Ты поднимался долго, медленно и упорно. И наконец поднялся…
А прежде все-таки построил дом, посадил под окнами сирень, и воздвиг голубятню, и вырыл на лугу, среди дуплистых лозин, озеро, и развел камыши и лилии, и достал через знакомых белого лебедя, и не раз сидел на бережку перед мольбертом, и были ночи, полные огня, – рядом горел костер, в розовой, с зеленцой, воде отражался малиновый закат, и белый лебедь плавал прямо по выпуклой зеркальной поверхности, и качал желтый блин луны, и щекотал водную траву, и целовал белую лилию, и пускал рябь. А ты попивал водочку под ушицу из собственных карасей и поминал своих дядьев, рассказывал сыновьям, какие они были добрые, никогда, например, кроликов сами не резали, все вашему, ребята, деду носили (да, да, дед кого хочешь зарежет!), пописывал этюдик в сиреневых тонах, на котором сами вырисовывались уши верного Туза, а за спиной вертелись сыновья, в этот вечер на редкость послушные, заглядывали через плечо и спрашивали: а это что? а это зачем? И вы, дяди милые, смотрели, наверное, оттуда – и радовались.

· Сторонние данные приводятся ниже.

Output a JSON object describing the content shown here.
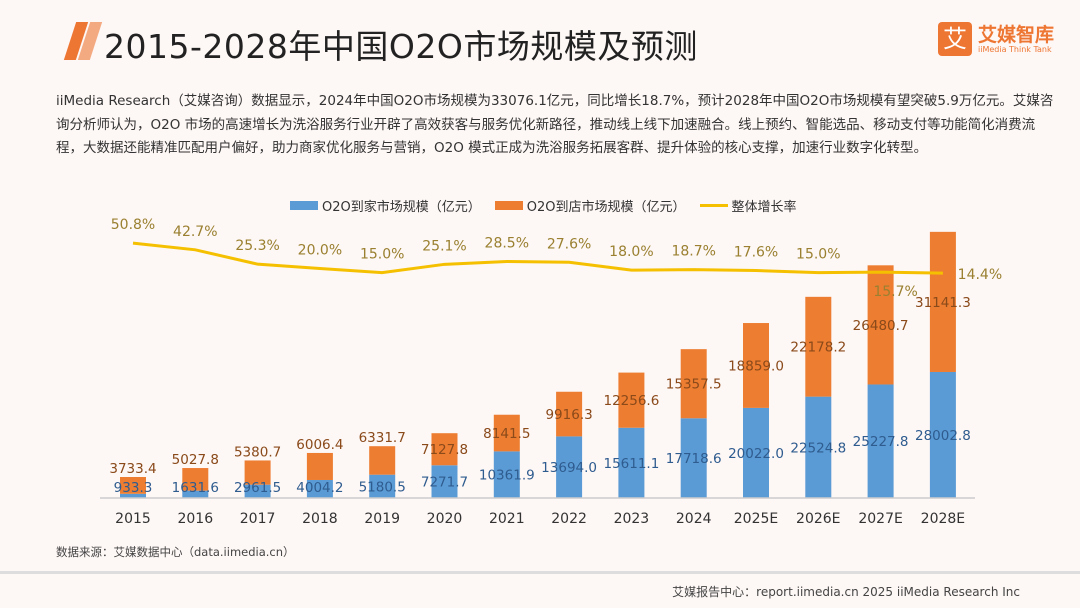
{
  "header": {
    "title": "2015-2028年中国O2O市场规模及预测",
    "logo_text": "艾媒智库",
    "logo_sub": "iiMedia Think Tank",
    "logo_mark": "艾"
  },
  "paragraph": "iiMedia Research（艾媒咨询）数据显示，2024年中国O2O市场规模为33076.1亿元，同比增长18.7%，预计2028年中国O2O市场规模有望突破5.9万亿元。艾媒咨询分析师认为，O2O 市场的高速增长为洗浴服务行业开辟了高效获客与服务优化新路径，推动线上线下加速融合。线上预约、智能选品、移动支付等功能简化消费流程，大数据还能精准匹配用户偏好，助力商家优化服务与营销，O2O 模式正成为洗浴服务拓展客群、提升体验的核心支撑，加速行业数字化转型。",
  "source": "数据来源：艾媒数据中心（data.iimedia.cn）",
  "footer": "艾媒报告中心：report.iimedia.cn   2025 iiMedia Research Inc",
  "chart_data": {
    "type": "bar",
    "stacked": true,
    "categories": [
      "2015",
      "2016",
      "2017",
      "2018",
      "2019",
      "2020",
      "2021",
      "2022",
      "2023",
      "2024",
      "2025E",
      "2026E",
      "2027E",
      "2028E"
    ],
    "series": [
      {
        "name": "O2O到家市场规模（亿元）",
        "type": "bar",
        "color": "#5b9bd5",
        "values": [
          933.3,
          1631.6,
          2961.5,
          4004.2,
          5180.5,
          7271.7,
          10361.9,
          13694.0,
          15611.1,
          17718.6,
          20022.0,
          22524.8,
          25227.8,
          28002.8
        ]
      },
      {
        "name": "O2O到店市场规模（亿元）",
        "type": "bar",
        "color": "#ed7d31",
        "values": [
          3733.4,
          5027.8,
          5380.7,
          6006.4,
          6331.7,
          7127.8,
          8141.5,
          9916.3,
          12256.6,
          15357.5,
          18859.0,
          22178.2,
          26480.7,
          31141.3
        ]
      },
      {
        "name": "整体增长率",
        "type": "line",
        "color": "#f5c000",
        "unit": "%",
        "values": [
          50.8,
          42.7,
          25.3,
          20.0,
          15.0,
          25.1,
          28.5,
          27.6,
          18.0,
          18.7,
          17.6,
          15.0,
          15.7,
          14.4
        ]
      }
    ],
    "ylim": [
      0,
      60000
    ],
    "grid": false,
    "legend": "top"
  }
}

А теперь ничего этого нет. И давно. Дом отсудила первая жена, сказав на прощанье пару ласковых – про руки-ноги и забор, сирень заглушил дикий хмель, голубей пожрали кошки, в яме, где был пруд, – мусорка, а лебедя загрызли соседские собаки. Сыновья сторонятся тебя, встретишь на улице - отворачиваются, и тебя к ним уже и не тянет. И ты, честно говоря, об этом уже не жалеешь – так легче всем. Могилы дядьев заросли сиротской травой, бурьяном и крапивой, а за тот бесхитростный этюд в сиреневых тонах заплатили такой мизер, что и говорить-то стыдно, – как за грязную тряпку.
Радостно ли вам, дяди милые, смотреть на это все оттуда?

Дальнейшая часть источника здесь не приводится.